Ed è proprio un (non) risveglio, alla Freddy Krueger. Freddy, il Babau che la società “adulta” bruciò vivo perché era solo un signore che combinò qualche “scherzetto” di troppo. E lui si vendicò, da Nosferatu, succhiando i colli dei virginali loro figli adolescenti. Proprio quando si chiudon gli occhi e la Notte si pitta di rosso. Raccapricciante quanto colorato di quella simbiosi con quel Cinema di cui abbiam perso le tracce mnemoniche. Un Cinema “artigianale” che attingeva proprio alle fantasie dei vecchi miti popolari, dei “mostri” a sbirciar, da dietro le fessure delle finestre, i veri orchi in pantofole, i piccoli piccoli borghesi “riscaldati” nel cam(m)ino delle certezze.
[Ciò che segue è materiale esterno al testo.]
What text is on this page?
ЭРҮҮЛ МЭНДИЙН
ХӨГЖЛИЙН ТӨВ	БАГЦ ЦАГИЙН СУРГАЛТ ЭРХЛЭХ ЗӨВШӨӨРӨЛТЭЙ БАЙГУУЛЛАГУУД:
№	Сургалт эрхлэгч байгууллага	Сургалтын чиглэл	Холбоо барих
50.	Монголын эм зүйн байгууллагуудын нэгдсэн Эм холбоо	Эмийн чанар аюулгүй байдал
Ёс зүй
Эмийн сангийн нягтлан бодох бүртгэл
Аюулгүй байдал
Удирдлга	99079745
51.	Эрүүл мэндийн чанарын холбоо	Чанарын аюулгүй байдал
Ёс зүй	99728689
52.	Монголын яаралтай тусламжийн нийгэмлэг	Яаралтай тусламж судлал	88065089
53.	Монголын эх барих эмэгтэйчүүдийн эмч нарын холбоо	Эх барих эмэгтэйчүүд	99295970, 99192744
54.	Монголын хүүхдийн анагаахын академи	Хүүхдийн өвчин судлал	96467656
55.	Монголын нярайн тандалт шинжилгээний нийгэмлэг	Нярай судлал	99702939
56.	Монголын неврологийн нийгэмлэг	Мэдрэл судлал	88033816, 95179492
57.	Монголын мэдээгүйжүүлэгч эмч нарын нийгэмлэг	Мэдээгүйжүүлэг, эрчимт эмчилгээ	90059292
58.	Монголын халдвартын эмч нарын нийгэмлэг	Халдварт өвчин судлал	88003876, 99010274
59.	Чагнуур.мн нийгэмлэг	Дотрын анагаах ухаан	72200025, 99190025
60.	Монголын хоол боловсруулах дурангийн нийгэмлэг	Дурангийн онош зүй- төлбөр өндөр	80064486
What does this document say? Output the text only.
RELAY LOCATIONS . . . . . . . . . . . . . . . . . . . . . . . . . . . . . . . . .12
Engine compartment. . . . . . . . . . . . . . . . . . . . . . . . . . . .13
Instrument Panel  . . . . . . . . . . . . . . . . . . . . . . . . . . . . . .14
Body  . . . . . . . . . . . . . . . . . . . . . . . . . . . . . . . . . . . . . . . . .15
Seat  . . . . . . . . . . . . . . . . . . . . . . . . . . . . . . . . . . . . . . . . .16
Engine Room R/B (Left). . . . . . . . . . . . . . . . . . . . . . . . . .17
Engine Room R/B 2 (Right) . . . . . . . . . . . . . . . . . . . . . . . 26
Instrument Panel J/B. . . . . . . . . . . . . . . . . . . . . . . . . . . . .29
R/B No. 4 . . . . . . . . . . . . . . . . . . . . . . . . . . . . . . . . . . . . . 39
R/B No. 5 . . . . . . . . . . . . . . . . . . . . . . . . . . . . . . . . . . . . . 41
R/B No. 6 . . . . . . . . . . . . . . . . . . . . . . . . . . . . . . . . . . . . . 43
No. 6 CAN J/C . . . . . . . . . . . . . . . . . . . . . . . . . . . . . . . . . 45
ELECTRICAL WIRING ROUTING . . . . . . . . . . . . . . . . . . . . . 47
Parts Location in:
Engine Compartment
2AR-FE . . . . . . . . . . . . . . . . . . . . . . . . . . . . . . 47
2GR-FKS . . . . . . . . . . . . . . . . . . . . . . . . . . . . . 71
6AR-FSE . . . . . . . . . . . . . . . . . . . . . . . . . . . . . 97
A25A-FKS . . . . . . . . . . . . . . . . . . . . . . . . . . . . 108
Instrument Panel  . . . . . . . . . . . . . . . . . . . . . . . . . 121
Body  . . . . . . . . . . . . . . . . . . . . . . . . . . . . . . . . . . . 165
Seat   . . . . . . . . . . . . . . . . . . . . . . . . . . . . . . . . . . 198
Già inceneriti perché senza focose, brillanti, vivide passioni.
La terza… “semplicemente” è un’ode cavalleresca “imbrigliata”, dunque intrecciata ai racconti fastosi del Medioevo più romantico.
Più celtico e “barbaro” di meraviglie.
Spero, vivamente, che possa piacervi.
Come dico io, d’Arte mi scalfisco per scolpire l’anima e plagiarla solo ai desideri onirici della mia mente, per scheggiarla e non saccheggiarne le speranze.
E, rosso, ruggisco, fuggendo ove pare alla magia delle “foschie” più chiare e fulgide.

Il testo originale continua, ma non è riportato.